I stared at it, dread pooling cold and heavy in my stomach.
It looked like urine. He leaned closer, close enough that I smelled his cologne, expensive, suffocating.
“That,” he whispered, savouring every word, “is a paralytic. Custom compound. Slow. Painless. You feel everything that’s happening to you, but you can’t move a single muscle to stop it.”
He chuckled, low, delighted. I bet he was enjoying my misery.
“Madison’s idea, actually. We starved you for forty-eight hours first. Then weakened your body. Made sure you have nothing left to fight with. You’ve been here two full days, unconscious. Defenceless.”
Forty-eight hours. Two days. No food. No water.
My chest started to burn, like my lungs were forgetting how to pull in air.
Madison stepped into the room like she’d been waiting in the wings for her cue.
She was wearing a white dress, completely see-through, nipples dark against the fabric.
Skinny as a blade-thin, she was all angles and cruelty.
She smiled at me like a child who’d just found a new toy to break.
Mr. Slade Senior straightened, adjusting his cuffs.
“We’re feeling generous today,” he said, conversational, like we were discussing the weather.
“You have two choices.”
Madison held up one finger, painted blood-red and sharp.
“Option one,” she sang, her voice high and sweet. “You make a very public post ending your relationship with Thayne. You tell the world you used him. That you lied. And that you’re sorry. Only then will we stop the drip. You crawl out of here alive.”
She held up a second finger.
“Option two. You refuse. We open the flow all the way. You die in this bed before the bag runs dry. Quiet. Clean. Overdose. Tragic, really.”
She leaned over me, her blonde hair brushing my cheek, breath minty and toxic.
“Tick tock, Ara.”
My vision blurred, not from tears, but from the drug crawling deeper into my veins.
My heartbeat slowed, and each breath felt smaller, weaker.
Madison started counting on her fingers, bouncing on her heels like a cheerleader.
“One… two… three…”
I tried to swallow.
My throat was on fire.
“I’ll…” The word came out a broken wheeze. “I’ll… make… the post.”
Madison clapped, delighted.
Mr. Slade Senior turned to his men, eyebrows raised.
“Did anyone hear that?”
They shook their heads, their faces blank.

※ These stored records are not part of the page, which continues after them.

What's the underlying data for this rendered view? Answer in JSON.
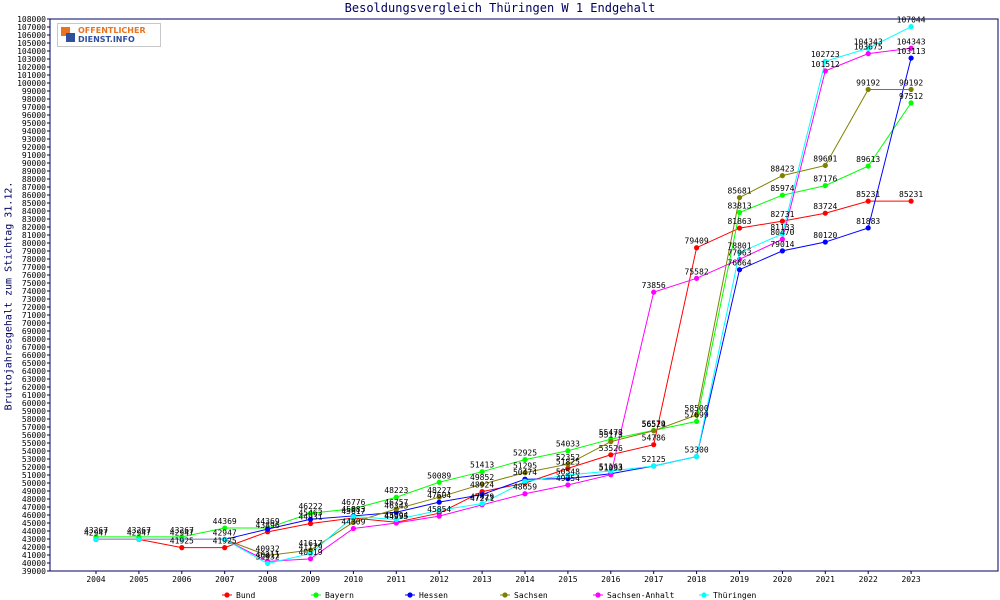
{
  "chart_data": {
    "type": "line",
    "title": "Besoldungsvergleich Thüringen W 1 Endgehalt",
    "ylabel": "Bruttojahresgehalt zum Stichtag 31.12.",
    "xlabel": "",
    "x": [
      "2004",
      "2005",
      "2006",
      "2007",
      "2008",
      "2009",
      "2010",
      "2011",
      "2012",
      "2013",
      "2014",
      "2015",
      "2016",
      "2017",
      "2018",
      "2019",
      "2020",
      "2021",
      "2022",
      "2023"
    ],
    "ylim": [
      39000,
      108000
    ],
    "ytick_step": 1000,
    "grid": false,
    "legend_position": "bottom",
    "series": [
      {
        "name": "Bund",
        "color": "#ff0000",
        "values": [
          42947,
          42947,
          41925,
          41925,
          43896,
          44931,
          45617,
          45094,
          46227,
          48924,
          49984,
          51825,
          53526,
          54786,
          79409,
          81863,
          82731,
          83724,
          85231,
          85231
        ]
      },
      {
        "name": "Bayern",
        "color": "#00ff00",
        "values": [
          43267,
          43267,
          43267,
          44369,
          44369,
          46222,
          46776,
          48223,
          50089,
          51413,
          52925,
          54033,
          55478,
          56579,
          57699,
          83813,
          85974,
          87176,
          89613,
          97512
        ]
      },
      {
        "name": "Hessen",
        "color": "#0000ff",
        "values": [
          42947,
          42947,
          42947,
          42947,
          44231,
          45463,
          45883,
          46343,
          47604,
          48553,
          50474,
          50548,
          51163,
          52125,
          53300,
          76664,
          79014,
          80120,
          81883,
          103113
        ]
      },
      {
        "name": "Sachsen",
        "color": "#808000",
        "values": [
          42947,
          42947,
          42947,
          42947,
          40932,
          41617,
          45093,
          46757,
          48227,
          49852,
          51295,
          52352,
          55173,
          56524,
          58500,
          85681,
          88423,
          89691,
          99192,
          99192
        ]
      },
      {
        "name": "Sachsen-Anhalt",
        "color": "#ff00ff",
        "values": [
          42947,
          42947,
          42947,
          42947,
          40211,
          40519,
          44309,
          44995,
          45854,
          47271,
          48659,
          49754,
          51033,
          73856,
          75582,
          77963,
          80470,
          101512,
          103675,
          104343
        ]
      },
      {
        "name": "Thüringen",
        "color": "#00ffff",
        "values": [
          42947,
          42947,
          42947,
          42947,
          39932,
          41179,
          45805,
          45434,
          46584,
          47429,
          50205,
          50994,
          51495,
          52125,
          53300,
          78801,
          81133,
          102723,
          104343,
          107044
        ]
      }
    ],
    "data_labels": [
      {
        "x": "2004",
        "y": 42947,
        "label": "42947"
      },
      {
        "x": "2004",
        "y": 43267,
        "label": "43267"
      },
      {
        "x": "2005",
        "y": 42947,
        "label": "42947"
      },
      {
        "x": "2005",
        "y": 43267,
        "label": "43267"
      },
      {
        "x": "2006",
        "y": 42947,
        "label": "42947"
      },
      {
        "x": "2006",
        "y": 43267,
        "label": "43267"
      },
      {
        "x": "2006",
        "y": 41925,
        "label": "41925"
      },
      {
        "x": "2007",
        "y": 44369,
        "label": "44369"
      },
      {
        "x": "2007",
        "y": 42947,
        "label": "42947"
      },
      {
        "x": "2007",
        "y": 41925,
        "label": "41925"
      },
      {
        "x": "2008",
        "y": 44369,
        "label": "44369"
      },
      {
        "x": "2008",
        "y": 43896,
        "label": "43896"
      },
      {
        "x": "2008",
        "y": 40932,
        "label": "40932"
      },
      {
        "x": "2008",
        "y": 40211,
        "label": "40211"
      },
      {
        "x": "2008",
        "y": 39932,
        "label": "39932"
      },
      {
        "x": "2009",
        "y": 46222,
        "label": "46222"
      },
      {
        "x": "2009",
        "y": 45463,
        "label": "45463"
      },
      {
        "x": "2009",
        "y": 44931,
        "label": "44931"
      },
      {
        "x": "2009",
        "y": 41617,
        "label": "41617"
      },
      {
        "x": "2009",
        "y": 41179,
        "label": "41179"
      },
      {
        "x": "2009",
        "y": 40519,
        "label": "40519"
      },
      {
        "x": "2010",
        "y": 46776,
        "label": "46776"
      },
      {
        "x": "2010",
        "y": 45883,
        "label": "45883"
      },
      {
        "x": "2010",
        "y": 45617,
        "label": "45617"
      },
      {
        "x": "2010",
        "y": 44309,
        "label": "44309"
      },
      {
        "x": "2011",
        "y": 48223,
        "label": "48223"
      },
      {
        "x": "2011",
        "y": 46757,
        "label": "46757"
      },
      {
        "x": "2011",
        "y": 46343,
        "label": "46343"
      },
      {
        "x": "2011",
        "y": 45094,
        "label": "45094"
      },
      {
        "x": "2011",
        "y": 44995,
        "label": "44995"
      },
      {
        "x": "2012",
        "y": 50089,
        "label": "50089"
      },
      {
        "x": "2012",
        "y": 48227,
        "label": "48227"
      },
      {
        "x": "2012",
        "y": 47604,
        "label": "47604"
      },
      {
        "x": "2012",
        "y": 45854,
        "label": "45854"
      },
      {
        "x": "2013",
        "y": 51413,
        "label": "51413"
      },
      {
        "x": "2013",
        "y": 49852,
        "label": "49852"
      },
      {
        "x": "2013",
        "y": 48924,
        "label": "48924"
      },
      {
        "x": "2013",
        "y": 47429,
        "label": "47429"
      },
      {
        "x": "2013",
        "y": 47271,
        "label": "47271"
      },
      {
        "x": "2014",
        "y": 52925,
        "label": "52925"
      },
      {
        "x": "2014",
        "y": 51295,
        "label": "51295"
      },
      {
        "x": "2014",
        "y": 50474,
        "label": "50474"
      },
      {
        "x": "2014",
        "y": 48659,
        "label": "48659"
      },
      {
        "x": "2015",
        "y": 54033,
        "label": "54033"
      },
      {
        "x": "2015",
        "y": 52352,
        "label": "52352"
      },
      {
        "x": "2015",
        "y": 51825,
        "label": "51825"
      },
      {
        "x": "2015",
        "y": 50548,
        "label": "50548"
      },
      {
        "x": "2015",
        "y": 49754,
        "label": "49754"
      },
      {
        "x": "2016",
        "y": 55478,
        "label": "55478"
      },
      {
        "x": "2016",
        "y": 55173,
        "label": "55173"
      },
      {
        "x": "2016",
        "y": 53526,
        "label": "53526"
      },
      {
        "x": "2016",
        "y": 51163,
        "label": "51163"
      },
      {
        "x": "2016",
        "y": 51033,
        "label": "51033"
      },
      {
        "x": "2017",
        "y": 73856,
        "label": "73856"
      },
      {
        "x": "2017",
        "y": 56579,
        "label": "56579"
      },
      {
        "x": "2017",
        "y": 56524,
        "label": "56524"
      },
      {
        "x": "2017",
        "y": 54786,
        "label": "54786"
      },
      {
        "x": "2017",
        "y": 52125,
        "label": "52125"
      },
      {
        "x": "2018",
        "y": 79409,
        "label": "79409"
      },
      {
        "x": "2018",
        "y": 75582,
        "label": "75582"
      },
      {
        "x": "2018",
        "y": 58500,
        "label": "58500"
      },
      {
        "x": "2018",
        "y": 57699,
        "label": "57699"
      },
      {
        "x": "2018",
        "y": 53300,
        "label": "53300"
      },
      {
        "x": "2019",
        "y": 85681,
        "label": "85681"
      },
      {
        "x": "2019",
        "y": 83813,
        "label": "83813"
      },
      {
        "x": "2019",
        "y": 81863,
        "label": "81863"
      },
      {
        "x": "2019",
        "y": 78801,
        "label": "78801"
      },
      {
        "x": "2019",
        "y": 77963,
        "label": "77963"
      },
      {
        "x": "2019",
        "y": 76664,
        "label": "76664"
      },
      {
        "x": "2020",
        "y": 88423,
        "label": "88423"
      },
      {
        "x": "2020",
        "y": 85974,
        "label": "85974"
      },
      {
        "x": "2020",
        "y": 82731,
        "label": "82731"
      },
      {
        "x": "2020",
        "y": 81133,
        "label": "81133"
      },
      {
        "x": "2020",
        "y": 80470,
        "label": "80470"
      },
      {
        "x": "2020",
        "y": 79014,
        "label": "79014"
      },
      {
        "x": "2021",
        "y": 102723,
        "label": "102723"
      },
      {
        "x": "2021",
        "y": 101512,
        "label": "101512"
      },
      {
        "x": "2021",
        "y": 89691,
        "label": "89691"
      },
      {
        "x": "2021",
        "y": 87176,
        "label": "87176"
      },
      {
        "x": "2021",
        "y": 83724,
        "label": "83724"
      },
      {
        "x": "2021",
        "y": 80120,
        "label": "80120"
      },
      {
        "x": "2022",
        "y": 104343,
        "label": "104343"
      },
      {
        "x": "2022",
        "y": 103675,
        "label": "103675"
      },
      {
        "x": "2022",
        "y": 99192,
        "label": "99192"
      },
      {
        "x": "2022",
        "y": 89613,
        "label": "89613"
      },
      {
        "x": "2022",
        "y": 85231,
        "label": "85231"
      },
      {
        "x": "2022",
        "y": 81883,
        "label": "81883"
      },
      {
        "x": "2023",
        "y": 107044,
        "label": "107044"
      },
      {
        "x": "2023",
        "y": 104343,
        "label": "104343"
      },
      {
        "x": "2023",
        "y": 103113,
        "label": "103113"
      },
      {
        "x": "2023",
        "y": 99192,
        "label": "99192"
      },
      {
        "x": "2023",
        "y": 97512,
        "label": "97512"
      },
      {
        "x": "2023",
        "y": 85231,
        "label": "85231"
      }
    ]
  },
  "logo": {
    "line1": "OFFENTLICHER",
    "line2": "DIENST.INFO"
  }
}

Madison cupped her ear, theatrical.
“Sorry, sweetie. You’ll have to speak up the volume if you want to live.”
Tears leaked from the corners of my eyes, hot and useless.

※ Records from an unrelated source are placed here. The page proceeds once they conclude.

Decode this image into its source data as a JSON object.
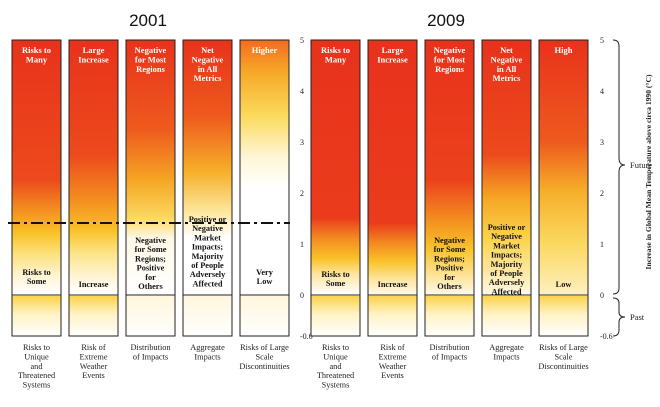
{
  "panels": [
    {
      "title": "2001",
      "columns": [
        {
          "top": "Risks to\nMany",
          "bottom": "Risks to\nSome",
          "category": "Risks to\nUnique\nand\nThreatened\nSystems"
        },
        {
          "top": "Large\nIncrease",
          "bottom": "Increase",
          "category": "Risk of\nExtreme\nWeather\nEvents"
        },
        {
          "top": "Negative\nfor Most\nRegions",
          "bottom": "Negative\nfor Some\nRegions;\nPositive\nfor\nOthers",
          "category": "Distribution\nof Impacts"
        },
        {
          "top": "Net\nNegative\nin All\nMetrics",
          "bottom": "Positive or\nNegative\nMarket\nImpacts;\nMajority\nof People\nAdversely\nAffected",
          "category": "Aggregate\nImpacts"
        },
        {
          "top": "Higher",
          "bottom": "Very\nLow",
          "category": "Risks of Large\nScale\nDiscontinuities"
        }
      ]
    },
    {
      "title": "2009",
      "columns": [
        {
          "top": "Risks to\nMany",
          "bottom": "Risks to\nSome",
          "category": "Risks to\nUnique\nand\nThreatened\nSystems"
        },
        {
          "top": "Large\nIncrease",
          "bottom": "Increase",
          "category": "Risk of\nExtreme\nWeather\nEvents"
        },
        {
          "top": "Negative\nfor Most\nRegions",
          "bottom": "Negative\nfor Some\nRegions;\nPositive\nfor\nOthers",
          "category": "Distribution\nof Impacts"
        },
        {
          "top": "Net\nNegative\nin All\nMetrics",
          "bottom": "Positive or\nNegative\nMarket\nImpacts;\nMajority\nof People\nAdversely\nAffected",
          "category": "Aggregate\nImpacts"
        },
        {
          "top": "High",
          "bottom": "Low",
          "category": "Risks of Large\nScale\nDiscontinuities"
        }
      ]
    }
  ],
  "axis": {
    "ticks": [
      "5",
      "4",
      "3",
      "2",
      "1",
      "0",
      "-0.6"
    ],
    "label": "Increase in Global Mean Temperature above circa 1990 (°C)",
    "future_label": "Future",
    "past_label": "Past"
  }
}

I sucked in the tiny bit of air I could.
“I’ll make the post,” I rasped, my voice tearing like paper.
The words burned my throat raw.
Madison’s smile could have cut diamonds.
She produced a phone, already open to my Instagram.
My fingers were dead weight.
It took everything, every last scrap of strength I had left, to make them move.

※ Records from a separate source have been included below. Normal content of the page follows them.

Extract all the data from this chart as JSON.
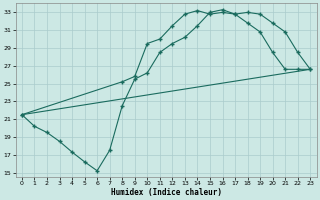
{
  "xlabel": "Humidex (Indice chaleur)",
  "background_color": "#cce8e4",
  "grid_color": "#aacccc",
  "line_color": "#1a6b5e",
  "xlim": [
    -0.5,
    23.5
  ],
  "ylim": [
    14.5,
    34.0
  ],
  "xticks": [
    0,
    1,
    2,
    3,
    4,
    5,
    6,
    7,
    8,
    9,
    10,
    11,
    12,
    13,
    14,
    15,
    16,
    17,
    18,
    19,
    20,
    21,
    22,
    23
  ],
  "yticks": [
    15,
    17,
    19,
    21,
    23,
    25,
    27,
    29,
    31,
    33
  ],
  "series1": {
    "x": [
      0,
      1,
      2,
      3,
      4,
      5,
      6,
      7,
      8,
      9,
      10,
      11,
      12,
      13,
      14,
      15,
      16,
      17,
      18,
      19,
      20,
      21,
      22,
      23
    ],
    "y": [
      21.5,
      20.2,
      19.5,
      18.5,
      17.3,
      16.2,
      15.2,
      17.5,
      22.5,
      25.5,
      26.2,
      28.5,
      29.5,
      30.2,
      31.5,
      33.0,
      33.3,
      32.8,
      33.0,
      32.8,
      31.8,
      30.8,
      28.5,
      26.6
    ]
  },
  "series2": {
    "x": [
      0,
      8,
      9,
      10,
      11,
      12,
      13,
      14,
      15,
      16,
      17,
      18,
      19,
      20,
      21,
      22,
      23
    ],
    "y": [
      21.5,
      25.2,
      25.8,
      29.5,
      30.0,
      31.5,
      32.8,
      33.2,
      32.8,
      33.0,
      32.8,
      31.8,
      30.8,
      28.5,
      26.6,
      26.6,
      26.6
    ]
  },
  "series3": {
    "x": [
      0,
      23
    ],
    "y": [
      21.5,
      26.6
    ]
  }
}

The screen swam. I typed with numb thumbs.
‘I’m sorry. I lied about everything. I never loved Thayne Slade. I used him. Please forgive me.’
I hit the post icon.
The likes rolled in instantly.
Thousands. Tens of thousands.
Madison watched the numbers climb, her eyes shining.
She snatched the phone.
The nurse came in and disconnected the drip like she was pulling a plug on a lamp.
Sensation rushed back into my limbs in burning needles. But the damage was done.
Madison leaned over me one last time, lips brushing my ear.
“Just so you know,” she whispered, “your sisters aren’t safe anymore. Neil’s old debts? Two very impatient men collected them this morning. As collateral.”
She straightened, tossed her hair.
“Good luck finding them, slumgirl.”
Then she walked out, her heels clic
king, leaving me gasping, half-paralysed, drowning in the ruins of my life.
The monitors beeped slow and steady.
My heart kept beating.
But inside, something had already died.